Last October, a University of California, Berkeley, team headed down to the Arizona desert, plopped their newest prototype water harvester into the backyard of a tract home and started sucking water out of the air without any power other than sunlight.
The successful field test of their larger, next-generation harvester proved what the team had predicted earlier in 2017: that the water harvester can extract drinkable water every day/night cycle at very low humidity and at low cost, making it ideal for people living in arid, water-starved areas of the world.
“There is nothing like this,” said Omar Yaghi, who invented the technology underlying the harvester. “It operates at ambient temperature with ambient sunlight, and with no additional energy input you can collect water in the desert. This laboratory-to-desert journey allowed us to really turn water harvesting from an interesting phenomenon into a science.”

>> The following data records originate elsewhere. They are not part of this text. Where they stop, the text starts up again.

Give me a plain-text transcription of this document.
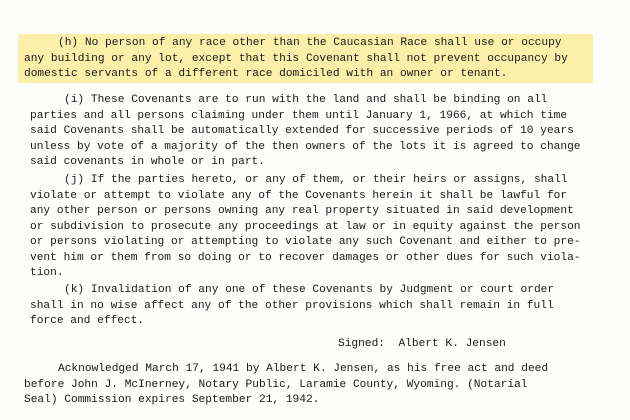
(h) No person of any race other than the Caucasian Race shall use or occupy
any building or any lot, except that this Covenant shall not prevent occupancy by
domestic servants of a different race domiciled with an owner or tenant.
(i) These Covenants are to run with the land and shall be binding on all
parties and all persons claiming under them until January 1, 1966, at which time
said Covenants shall be automatically extended for successive periods of 10 years
unless by vote of a majority of the then owners of the lots it is agreed to change
said covenants in whole or in part.
(j) If the parties hereto, or any of them, or their heirs or assigns, shall
violate or attempt to violate any of the Covenants herein it shall be lawful for
any other person or persons owning any real property situated in said development
or subdivision to prosecute any proceedings at law or in equity against the person
or persons violating or attempting to violate any such Covenant and either to pre-
vent him or them from so doing or to recover damages or other dues for such viola-
tion.
(k) Invalidation of any one of these Covenants by Judgment or court order
shall in no wise affect any of the other provisions which shall remain in full
force and effect.
Signed: Albert K. Jensen
Acknowledged March 17, 1941 by Albert K. Jensen, as his free act and deed
before John J. McInerney, Notary Public, Laramie County, Wyoming. (Notarial
Seal) Commission expires September 21, 1942.
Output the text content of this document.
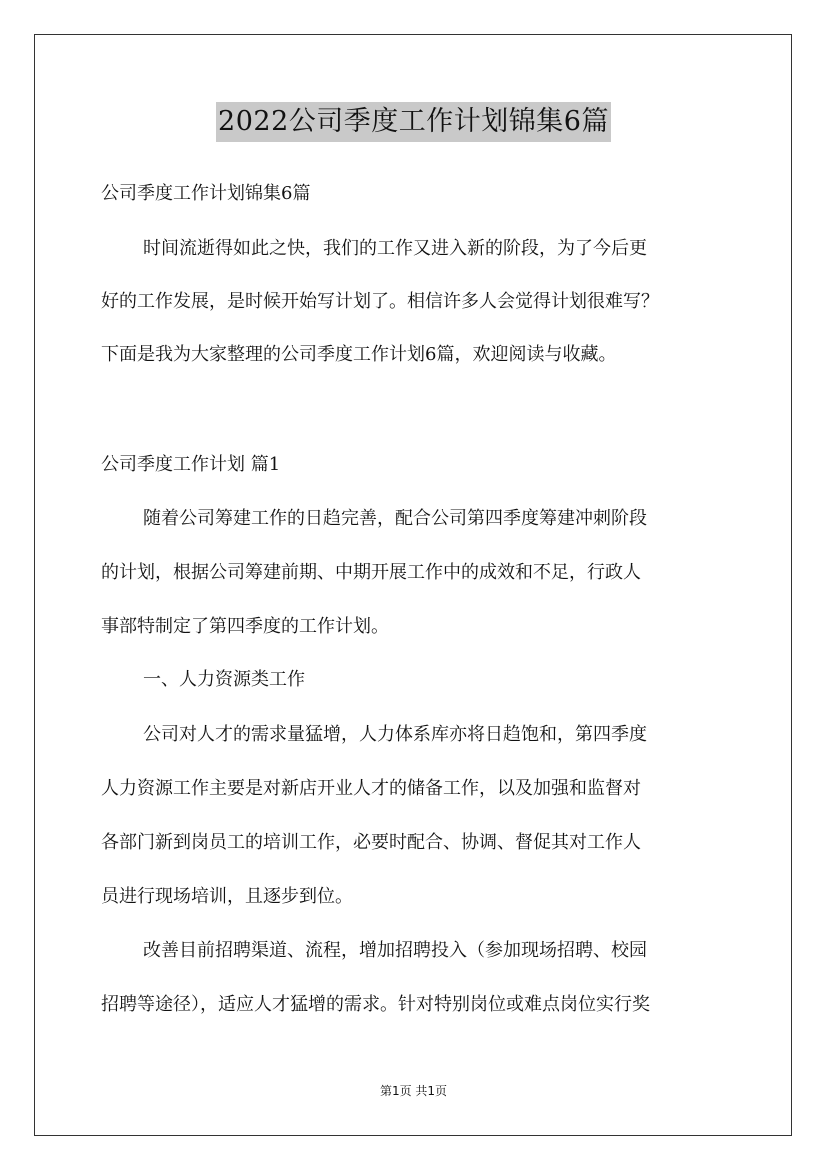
2022公司季度工作计划锦集6篇

公司季度工作计划锦集6篇

时间流逝得如此之快，我们的工作又进入新的阶段，为了今后更

好的工作发展，是时候开始写计划了。相信许多人会觉得计划很难写？

下面是我为大家整理的公司季度工作计划6篇，欢迎阅读与收藏。

公司季度工作计划 篇1

随着公司筹建工作的日趋完善，配合公司第四季度筹建冲刺阶段

的计划，根据公司筹建前期、中期开展工作中的成效和不足，行政人

事部特制定了第四季度的工作计划。

一、人力资源类工作

公司对人才的需求量猛增，人力体系库亦将日趋饱和，第四季度

人力资源工作主要是对新店开业人才的储备工作，以及加强和监督对

各部门新到岗员工的培训工作，必要时配合、协调、督促其对工作人

员进行现场培训，且逐步到位。

改善目前招聘渠道、流程，增加招聘投入（参加现场招聘、校园

招聘等途径），适应人才猛增的需求。针对特别岗位或难点岗位实行奖

第1页 共1页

Yaghi, the James and Neeltje Tretter chair in chemistry at UC Berkeley and a faculty scientist at Lawrence Berkeley National Laboratory, and his team will report the results of the first field test of a water -collecting harvester in the June 8 issue of the journal Science Advances.
The trial in Scottsdale, where the relative humidity drops from a high of 40 percent at night to as low as 8 percent during the day, demonstrated that the harvester should be easy to scale up by simply adding more of the water absorber, a highly porous material called a metal-organic framework, or MOF. The researchers anticipate that with the current MOF (MOF-801), made from the expensive metal zirconium, they will ultimately be able to harvest about 200 milliliters (about 7 ounces) of water per kilogram (2.2 pounds) of MOF, or 3 ounces of water per pound.
But Yaghi also reports that he has created a new MOF based on aluminum, called MOF-303, that is at least 150 times cheaper and captures twice as much water in lab tests. This will enable a new generation of harvesters producing more than 400 ml (3 cups) of water per day from a kilogram of MOF, the equivalent of half a 12-ounce soda can per pound per day.
“There has been tremendous interest in commercializing this, and there are several startups already engaged in developing a commercial water-harvesting device,” Yaghi said. “The aluminum MOF is making this practical for water production, because it is cheap.”
Yaghi is also working with King Abdul Aziz City for Science and Technology in Riyadh, Saudi Arabia, and its president, Prince Dr. Turki Saud Mohammad Al Saud, on the technology as part of their joint research Center of Excellence for Nanomaterials and Clean Energy.